La noblesse arcaica di un impersonale
Si presenta come una sillaba apparentemente umile, due sole lettere che fanno capolino qua e là nella parlata bresciana - o meglio, in una particolare zona della nostra provincia - così rapide che quasi non te ne accorgi. Eppure rappresentano una porta che conduce lontano, nello spazio e nel tempo. Parliamo della sillaba en.
Non però della particella che traduce il partitivo italiano ne (di pagnotta ne mangio ancora una, de pagnuchìne en mànge amó giöna). Da semplice bassaiolo con quella (sia la particella sia la pagnuchìna) ho confidenza fin da bambino. Ci riferiamo piuttosto a quando la sillaba en compare nelle frasi impersonali e corrisponde all’italiano si. Il suo habitat naturale sono le sponde del Sebino, la Franciacorta, alcune plaghe dell’Ovest bresciano (e del dirimpettaio Oriente bergamasco subito di là dall’Oglio).

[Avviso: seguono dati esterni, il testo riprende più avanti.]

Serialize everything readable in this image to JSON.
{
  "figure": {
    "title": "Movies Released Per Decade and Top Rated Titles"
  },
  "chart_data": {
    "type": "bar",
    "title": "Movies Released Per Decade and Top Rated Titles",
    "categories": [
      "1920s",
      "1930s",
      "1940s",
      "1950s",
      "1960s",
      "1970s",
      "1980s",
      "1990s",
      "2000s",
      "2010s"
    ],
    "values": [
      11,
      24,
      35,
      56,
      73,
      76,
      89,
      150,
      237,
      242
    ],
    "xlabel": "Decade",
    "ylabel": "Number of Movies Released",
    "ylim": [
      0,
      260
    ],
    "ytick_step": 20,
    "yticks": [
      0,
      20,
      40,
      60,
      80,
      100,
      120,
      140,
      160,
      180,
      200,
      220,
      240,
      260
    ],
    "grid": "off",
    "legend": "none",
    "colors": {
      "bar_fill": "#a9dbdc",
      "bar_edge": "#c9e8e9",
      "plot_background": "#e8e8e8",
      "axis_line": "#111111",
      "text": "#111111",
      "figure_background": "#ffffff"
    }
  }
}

Compare in espressioni come en va... (noi si va...), en mangia... (noi si mangia...), en sùna... (noi si suona...) e via così. Cercarne le radici porta lontano, fino alla Francia, dove le stesse frasi suonano on y va..., on mange... Da lì si risale fino al latino tardo che utilizzava homo sia per indicare l’essere umano sia per rendere l’impersonale.

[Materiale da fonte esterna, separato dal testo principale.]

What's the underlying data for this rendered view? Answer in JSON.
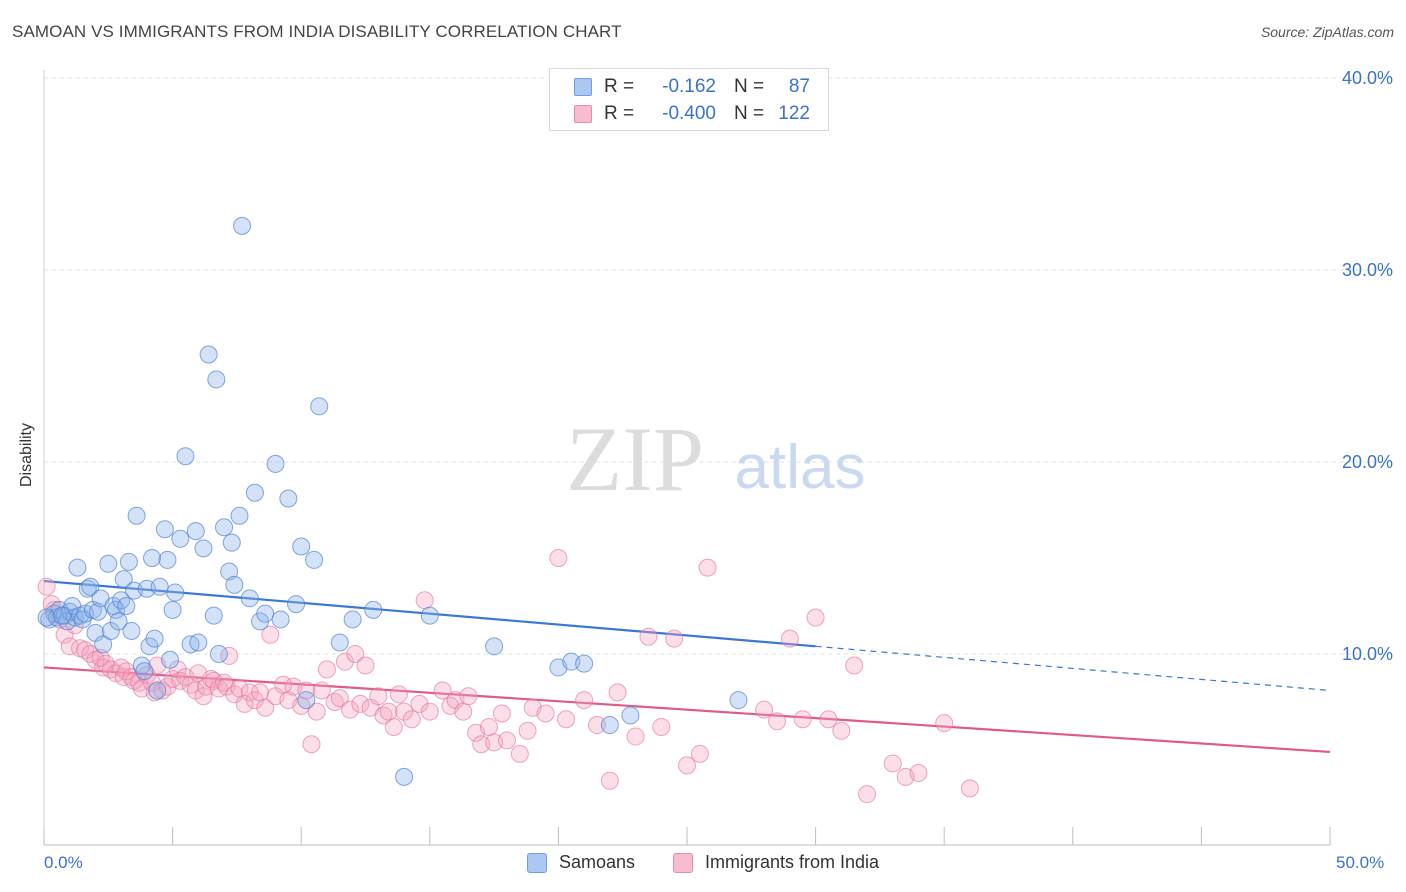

E dal provenzale l’uso era giunto fino alla formula l’om che risuona in Dante. Perciò ricominciò: «Se l’om ti faccia / liberamente ciò che ’l tuo dir priega... scrive nell’Inferno parlando dell’incontro con Pier delle Vigne. Ancora oggi al semplice bassaiolo che sono può capitare che se lancio al mio amico Jósep - austero ceppo iseano - l’invito ’Nóm a béer ’na ólta lui mi risponda Dài che en béf un càles. Noblesse oblige.